What bots bring is the ability to have human-like conversations with chat platforms as opposed to actually speaking to one. A lot of the things that people actually make calls for can be executed with the help of bots. Most companies that are actually realizing the benefits of bots are service providers, something that we’ve seen Uber take advantage of with its integration into the Messenger app.
Will bots succeed at killing apps?
Many businesses are trying to build apps in order to reach out to their mobile audience. This has been working quite well; however, the idea of having volumes of apps installed on a single device is becoming a concern for many smartphone users. For starters, there are issues to do with storage space. The huge number of installed apps also results in cluttered phones.
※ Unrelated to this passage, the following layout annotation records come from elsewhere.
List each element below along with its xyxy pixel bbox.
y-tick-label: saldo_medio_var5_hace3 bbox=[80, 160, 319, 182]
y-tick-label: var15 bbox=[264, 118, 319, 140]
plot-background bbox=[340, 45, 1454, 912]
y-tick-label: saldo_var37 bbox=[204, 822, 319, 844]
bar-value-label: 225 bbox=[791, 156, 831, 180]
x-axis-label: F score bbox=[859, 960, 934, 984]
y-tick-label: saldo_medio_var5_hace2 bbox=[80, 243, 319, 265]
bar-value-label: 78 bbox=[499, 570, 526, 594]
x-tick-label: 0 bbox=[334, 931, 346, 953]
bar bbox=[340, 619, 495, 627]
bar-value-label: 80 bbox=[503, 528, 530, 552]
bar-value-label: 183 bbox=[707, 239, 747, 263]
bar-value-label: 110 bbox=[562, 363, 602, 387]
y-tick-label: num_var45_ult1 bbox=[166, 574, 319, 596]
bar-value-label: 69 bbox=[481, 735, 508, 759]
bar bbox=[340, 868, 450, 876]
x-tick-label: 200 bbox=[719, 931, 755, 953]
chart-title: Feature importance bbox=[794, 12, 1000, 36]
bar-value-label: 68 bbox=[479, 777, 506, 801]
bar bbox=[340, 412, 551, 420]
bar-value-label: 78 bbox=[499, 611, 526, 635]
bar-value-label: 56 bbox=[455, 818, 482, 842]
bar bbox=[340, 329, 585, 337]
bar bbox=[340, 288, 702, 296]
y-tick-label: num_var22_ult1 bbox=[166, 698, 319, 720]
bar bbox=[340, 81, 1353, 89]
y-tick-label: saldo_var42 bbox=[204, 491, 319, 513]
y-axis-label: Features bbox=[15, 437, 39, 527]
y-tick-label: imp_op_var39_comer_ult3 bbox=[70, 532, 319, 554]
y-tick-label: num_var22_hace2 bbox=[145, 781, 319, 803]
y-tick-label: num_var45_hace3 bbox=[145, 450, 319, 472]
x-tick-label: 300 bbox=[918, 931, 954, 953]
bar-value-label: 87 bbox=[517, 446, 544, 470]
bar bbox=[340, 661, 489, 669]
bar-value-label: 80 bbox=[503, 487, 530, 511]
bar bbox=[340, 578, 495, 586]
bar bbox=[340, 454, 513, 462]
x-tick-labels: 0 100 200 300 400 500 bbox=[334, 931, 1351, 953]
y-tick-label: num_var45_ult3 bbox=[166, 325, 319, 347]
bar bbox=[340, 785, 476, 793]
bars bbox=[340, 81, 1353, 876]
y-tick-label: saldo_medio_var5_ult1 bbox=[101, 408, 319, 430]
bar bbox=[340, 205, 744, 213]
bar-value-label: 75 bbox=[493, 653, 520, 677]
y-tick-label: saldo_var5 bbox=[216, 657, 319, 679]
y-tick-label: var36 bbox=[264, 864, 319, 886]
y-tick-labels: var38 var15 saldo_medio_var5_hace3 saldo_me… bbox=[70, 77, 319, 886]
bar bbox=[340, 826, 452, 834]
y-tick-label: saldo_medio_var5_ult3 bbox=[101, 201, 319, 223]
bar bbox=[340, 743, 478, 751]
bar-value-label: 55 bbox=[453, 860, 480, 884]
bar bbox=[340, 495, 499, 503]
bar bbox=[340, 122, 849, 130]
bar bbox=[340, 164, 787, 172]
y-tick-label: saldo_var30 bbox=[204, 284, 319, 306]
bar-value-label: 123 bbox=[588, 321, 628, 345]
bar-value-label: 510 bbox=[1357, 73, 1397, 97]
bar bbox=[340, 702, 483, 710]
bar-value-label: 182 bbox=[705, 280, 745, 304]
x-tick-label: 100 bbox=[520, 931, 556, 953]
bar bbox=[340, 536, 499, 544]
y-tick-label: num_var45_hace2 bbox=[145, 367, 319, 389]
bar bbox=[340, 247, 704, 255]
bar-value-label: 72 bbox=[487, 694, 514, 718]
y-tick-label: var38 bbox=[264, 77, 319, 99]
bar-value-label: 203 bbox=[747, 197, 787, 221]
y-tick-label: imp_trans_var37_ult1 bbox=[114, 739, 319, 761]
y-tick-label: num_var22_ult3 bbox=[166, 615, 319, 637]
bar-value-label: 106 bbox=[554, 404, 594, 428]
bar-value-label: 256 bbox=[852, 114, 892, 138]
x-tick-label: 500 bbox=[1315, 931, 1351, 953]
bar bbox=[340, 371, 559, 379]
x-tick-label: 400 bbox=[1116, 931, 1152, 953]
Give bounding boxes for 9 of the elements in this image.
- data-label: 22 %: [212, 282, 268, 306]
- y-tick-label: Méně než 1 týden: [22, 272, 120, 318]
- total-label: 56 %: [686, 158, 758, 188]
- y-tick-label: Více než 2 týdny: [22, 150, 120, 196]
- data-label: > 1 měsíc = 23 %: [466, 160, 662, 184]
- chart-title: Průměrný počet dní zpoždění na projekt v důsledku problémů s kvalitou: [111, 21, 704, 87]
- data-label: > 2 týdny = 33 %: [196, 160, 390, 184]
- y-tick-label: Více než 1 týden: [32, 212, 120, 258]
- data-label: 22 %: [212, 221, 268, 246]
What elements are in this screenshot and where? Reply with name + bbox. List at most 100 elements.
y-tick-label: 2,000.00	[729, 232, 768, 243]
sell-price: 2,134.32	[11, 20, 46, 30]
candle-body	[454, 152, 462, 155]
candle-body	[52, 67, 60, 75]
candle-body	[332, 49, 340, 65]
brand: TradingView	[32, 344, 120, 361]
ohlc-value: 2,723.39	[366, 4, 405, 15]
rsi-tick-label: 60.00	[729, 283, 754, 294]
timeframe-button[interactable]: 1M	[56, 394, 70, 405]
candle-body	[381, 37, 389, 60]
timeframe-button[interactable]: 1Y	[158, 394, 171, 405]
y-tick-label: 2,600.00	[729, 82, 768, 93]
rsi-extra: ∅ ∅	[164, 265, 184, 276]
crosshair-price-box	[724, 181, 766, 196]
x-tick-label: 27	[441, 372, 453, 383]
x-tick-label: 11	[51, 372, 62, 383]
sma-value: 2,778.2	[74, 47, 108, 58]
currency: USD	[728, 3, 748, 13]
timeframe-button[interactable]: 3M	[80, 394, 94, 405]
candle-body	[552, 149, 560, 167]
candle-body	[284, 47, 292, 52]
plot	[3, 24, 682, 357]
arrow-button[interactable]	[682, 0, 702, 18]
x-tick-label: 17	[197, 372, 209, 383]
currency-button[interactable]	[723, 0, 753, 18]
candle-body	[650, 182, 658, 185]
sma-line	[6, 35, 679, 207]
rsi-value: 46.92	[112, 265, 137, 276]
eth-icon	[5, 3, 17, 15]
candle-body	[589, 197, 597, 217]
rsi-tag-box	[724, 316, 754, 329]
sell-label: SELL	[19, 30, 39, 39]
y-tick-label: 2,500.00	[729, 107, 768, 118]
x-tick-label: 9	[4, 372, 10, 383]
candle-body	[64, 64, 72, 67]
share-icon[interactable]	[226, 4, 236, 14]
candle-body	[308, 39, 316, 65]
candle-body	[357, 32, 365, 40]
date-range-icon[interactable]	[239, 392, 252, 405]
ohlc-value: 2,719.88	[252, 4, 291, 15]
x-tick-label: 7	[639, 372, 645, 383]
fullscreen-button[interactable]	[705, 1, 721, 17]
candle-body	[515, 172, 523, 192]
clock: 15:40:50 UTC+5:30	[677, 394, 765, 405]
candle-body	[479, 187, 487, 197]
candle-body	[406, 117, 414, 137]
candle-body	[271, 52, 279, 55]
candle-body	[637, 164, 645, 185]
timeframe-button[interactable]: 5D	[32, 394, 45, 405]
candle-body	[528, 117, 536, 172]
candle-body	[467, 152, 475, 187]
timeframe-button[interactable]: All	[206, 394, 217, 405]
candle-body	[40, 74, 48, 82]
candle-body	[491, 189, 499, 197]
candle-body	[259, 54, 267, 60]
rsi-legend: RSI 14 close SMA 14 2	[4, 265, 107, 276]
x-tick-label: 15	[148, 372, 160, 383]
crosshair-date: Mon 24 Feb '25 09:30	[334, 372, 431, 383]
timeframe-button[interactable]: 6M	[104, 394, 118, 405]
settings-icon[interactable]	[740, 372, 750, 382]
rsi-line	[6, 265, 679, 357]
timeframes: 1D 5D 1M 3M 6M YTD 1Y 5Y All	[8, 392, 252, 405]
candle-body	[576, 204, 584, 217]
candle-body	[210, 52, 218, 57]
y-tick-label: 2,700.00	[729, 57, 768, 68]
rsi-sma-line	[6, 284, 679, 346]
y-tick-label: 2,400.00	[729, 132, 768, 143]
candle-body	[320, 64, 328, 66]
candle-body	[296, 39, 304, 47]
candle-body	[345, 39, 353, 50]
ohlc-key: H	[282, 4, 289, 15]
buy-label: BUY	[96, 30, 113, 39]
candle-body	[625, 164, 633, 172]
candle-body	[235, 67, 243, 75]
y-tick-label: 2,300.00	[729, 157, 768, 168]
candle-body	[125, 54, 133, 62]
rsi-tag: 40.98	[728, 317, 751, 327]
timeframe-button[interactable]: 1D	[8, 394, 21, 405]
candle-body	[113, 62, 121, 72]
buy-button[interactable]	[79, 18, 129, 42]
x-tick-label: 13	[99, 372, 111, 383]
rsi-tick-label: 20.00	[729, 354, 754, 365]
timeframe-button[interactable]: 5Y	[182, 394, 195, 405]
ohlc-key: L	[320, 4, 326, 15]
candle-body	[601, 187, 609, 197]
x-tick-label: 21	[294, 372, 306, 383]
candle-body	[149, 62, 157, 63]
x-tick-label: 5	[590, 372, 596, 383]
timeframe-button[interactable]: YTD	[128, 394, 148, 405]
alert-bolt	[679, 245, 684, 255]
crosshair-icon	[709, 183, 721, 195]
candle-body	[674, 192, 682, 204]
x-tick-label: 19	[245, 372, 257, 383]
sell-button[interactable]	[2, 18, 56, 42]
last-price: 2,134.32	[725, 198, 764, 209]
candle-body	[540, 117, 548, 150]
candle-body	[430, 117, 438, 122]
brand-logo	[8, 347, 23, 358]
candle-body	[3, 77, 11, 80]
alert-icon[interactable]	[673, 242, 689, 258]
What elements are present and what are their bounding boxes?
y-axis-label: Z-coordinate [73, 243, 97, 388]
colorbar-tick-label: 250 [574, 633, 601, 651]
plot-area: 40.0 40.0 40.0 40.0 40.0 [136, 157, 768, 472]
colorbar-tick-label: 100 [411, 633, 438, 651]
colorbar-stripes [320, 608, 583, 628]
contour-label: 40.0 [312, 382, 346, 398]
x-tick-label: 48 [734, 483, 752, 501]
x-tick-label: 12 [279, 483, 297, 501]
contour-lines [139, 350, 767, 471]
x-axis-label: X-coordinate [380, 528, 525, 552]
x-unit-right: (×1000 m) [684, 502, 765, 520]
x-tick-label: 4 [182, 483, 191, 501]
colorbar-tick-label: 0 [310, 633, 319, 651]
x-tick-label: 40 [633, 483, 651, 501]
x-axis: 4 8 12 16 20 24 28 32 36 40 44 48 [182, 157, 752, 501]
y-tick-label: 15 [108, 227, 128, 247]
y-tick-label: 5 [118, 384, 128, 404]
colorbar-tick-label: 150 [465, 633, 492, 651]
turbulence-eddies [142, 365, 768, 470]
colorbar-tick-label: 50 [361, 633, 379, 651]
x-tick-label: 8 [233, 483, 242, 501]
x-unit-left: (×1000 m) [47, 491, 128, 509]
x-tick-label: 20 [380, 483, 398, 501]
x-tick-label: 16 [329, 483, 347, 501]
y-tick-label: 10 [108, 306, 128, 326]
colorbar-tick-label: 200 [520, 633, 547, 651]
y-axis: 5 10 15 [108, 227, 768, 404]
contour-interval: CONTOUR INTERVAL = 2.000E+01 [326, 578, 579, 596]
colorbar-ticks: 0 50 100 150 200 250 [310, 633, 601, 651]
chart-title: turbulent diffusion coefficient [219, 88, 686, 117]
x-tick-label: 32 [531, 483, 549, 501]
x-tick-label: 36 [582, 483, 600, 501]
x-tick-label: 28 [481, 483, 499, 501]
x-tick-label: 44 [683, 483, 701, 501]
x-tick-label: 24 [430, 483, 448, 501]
With this in play, companies have been finding it hard to convince people to download and install their apps. The good side of the story is that Facebook is aware of this problem and it’s willing to help. Rather than force users to install apps on their devices, the social networking giant feels bots have a better offering. In short, you don’t need to have a standalone app installed on your phone in order to use the bot associated with the services of the said app. This is an easier way to get people to access your service than convincing them to download your app.
Facebook Messenger and its chat bots want to kill standalone apps. With the app already accessible to more than 800 million users, it presents business entities with a huge audience they probably need for their services.
But will Facebook Messenger really succeed at eliminating standalone apps? Well, it might kill standalone apps, but it won’t kill apps in general. This is true because even the bots created are apps; it’s just that they are not as complicated and sophisticated as the native apps. Rather than run locally on the phone like native apps, chat bots will run remotely in the cloud.